This post is part of the sequence Against Muddling Through.
One of the pillars of my pessimism around AI development is that it seems much harder to make a mind good than to make it smart.
One reason for this is that "optimizing for human values" is more complicated than "being an optimizer." I'll explore this and a few similar claims in this post, and stronger claims in subsequent posts.
The orthogonality thesis is the starting point. A mind can pursue virtually any goal. But by itself, it says nothing much about which goals are more or less likely. For that, I think we want to consider algorithmic complexity, or the shortest possible description of some chunk of data.
Concepts with low algorithmic complexity are compressible; they can be shortened into a computer program, the way ABABAB… can be shortened into “AB repeating X times.” Concepts with high algorithmic complexity, like a random jumble of letters HCHPWTRSCK, can’t be easily compressed further.
When you’re trying to find a specific concept — or instantiate that concept into, say, an artificial intelligence — the difficulty of the task seems likely to scale with the concept’s algorithmic complexity.[1] It takes more work — more optimization pressure — to instantiate a specific complicated thing than a specific simple thing.[2]
Intelligence — specifically, the kind of intelligence that involves steering the future towards some desired outcome, which I sometimes call competence to disambiguate — seems to be a relatively simple thing at its heart. It’s plausible that any given real-world implementation would have a lot of moving parts, but the most general form “search the space of possible actions, find the action(s) that maximize some function X in expectation, take those actions” is not hard to formally specify.

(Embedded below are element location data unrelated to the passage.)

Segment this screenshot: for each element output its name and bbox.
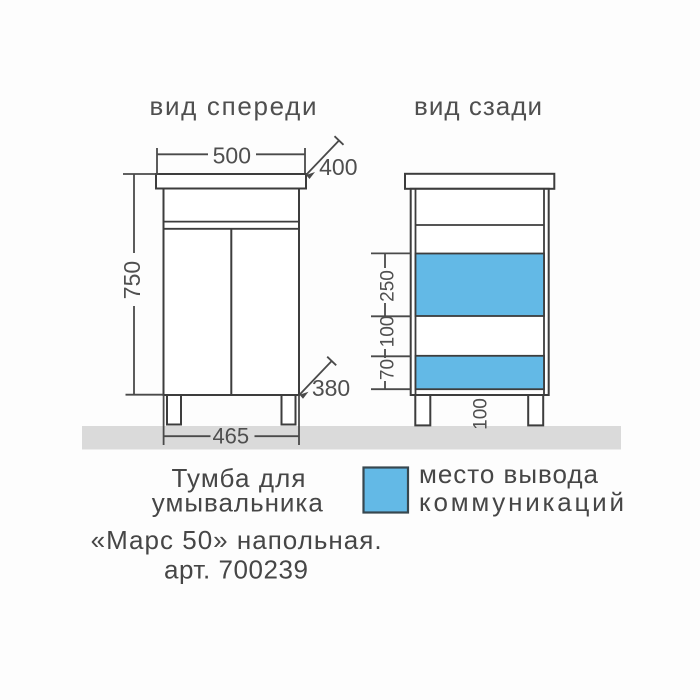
svg-text:380: 380 (312, 375, 350, 401)
svg-text:умывальника: умывальника (152, 488, 324, 518)
svg-text:место вывода: место вывода (419, 459, 599, 489)
svg-text:коммуникаций: коммуникаций (419, 487, 624, 517)
svg-text:400: 400 (319, 154, 357, 180)
svg-text:100: 100 (471, 398, 492, 430)
svg-text:арт. 700239: арт. 700239 (164, 555, 308, 585)
svg-text:вид сзади: вид сзади (414, 91, 542, 121)
svg-text:70: 70 (378, 359, 399, 380)
svg-text:100: 100 (378, 316, 399, 348)
svg-text:500: 500 (213, 142, 251, 168)
svg-text:вид спереди: вид спереди (150, 91, 317, 121)
svg-text:«Марс 50» напольная.: «Марс 50» напольная. (91, 525, 382, 555)
svg-text:465: 465 (212, 424, 249, 449)
svg-text:750: 750 (119, 261, 145, 299)
svg-text:250: 250 (378, 270, 399, 302)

It might take a lot of resources to implement this general thing effectively in the messy real world. Human brains are among the most complex objects on the planet, and large language models needed billions of parameters before they started looking kind of smart.
But the algorithm that underlies intelligence, the algorithm that human brains implement only inconsistently? It seems pretty small and simple, implementable in lots of different ways.
By contrast, values are definitely complicated. I know mine are. I am an enormous messy kludge of overlapping and often conflicting drives, and while those drives can be simplified somewhat by an effort of gradual reflection, I would be utterly shocked if my values could be squeezed into a mere handful of pages.[3]
“Good” seems like a smaller target than “smart.” But perhaps we’ll hit it anyway? The next post explores the part we really care about, the relative difficulty of hitting “good” and “smart” in practice.
This post isn't especially cruxy for me. The much more relevant question is "how hard is it to achieve goodness in practice?" But it seemed worth highlighting anyway as an important background assumption.
Some may think that algorithmic complexity doesn’t constrain machine learning in the way I suspect it does, or that competence-as-expressed-in-reality is actually less compressible than human values, or otherwise object to the framing. I can’t easily predict these objections, so I’ll try to address them as they come.
Some may think “good” is too vaguely described, or that it’s better to aim for obedience, corrigibility, or some other trait. I’ll have this argument if needed, but I expect the headline claim holds for all such targets that would be worth hitting.
To those who’d ask “aligned to whom?”: I have a vision for what the ideal should look like, it should look like “to everyone.” For the headline claim of this post, though, I don’t particularly think it matters whom. It’s a tiny target regardless.
At least, as I understand it.
You can probably get an arbitrarily complicated thing if you don’t care what it is, just that it is complicated. But it’s hard to land on one particular complicated thing in a space with many degrees of freedom.
I’m not even sure that my entire brain is an upper bound on this complexity; there are so many edge cases and tradeoffs in the things I care about that it might take a much larger mind than mine to fully comprehend them.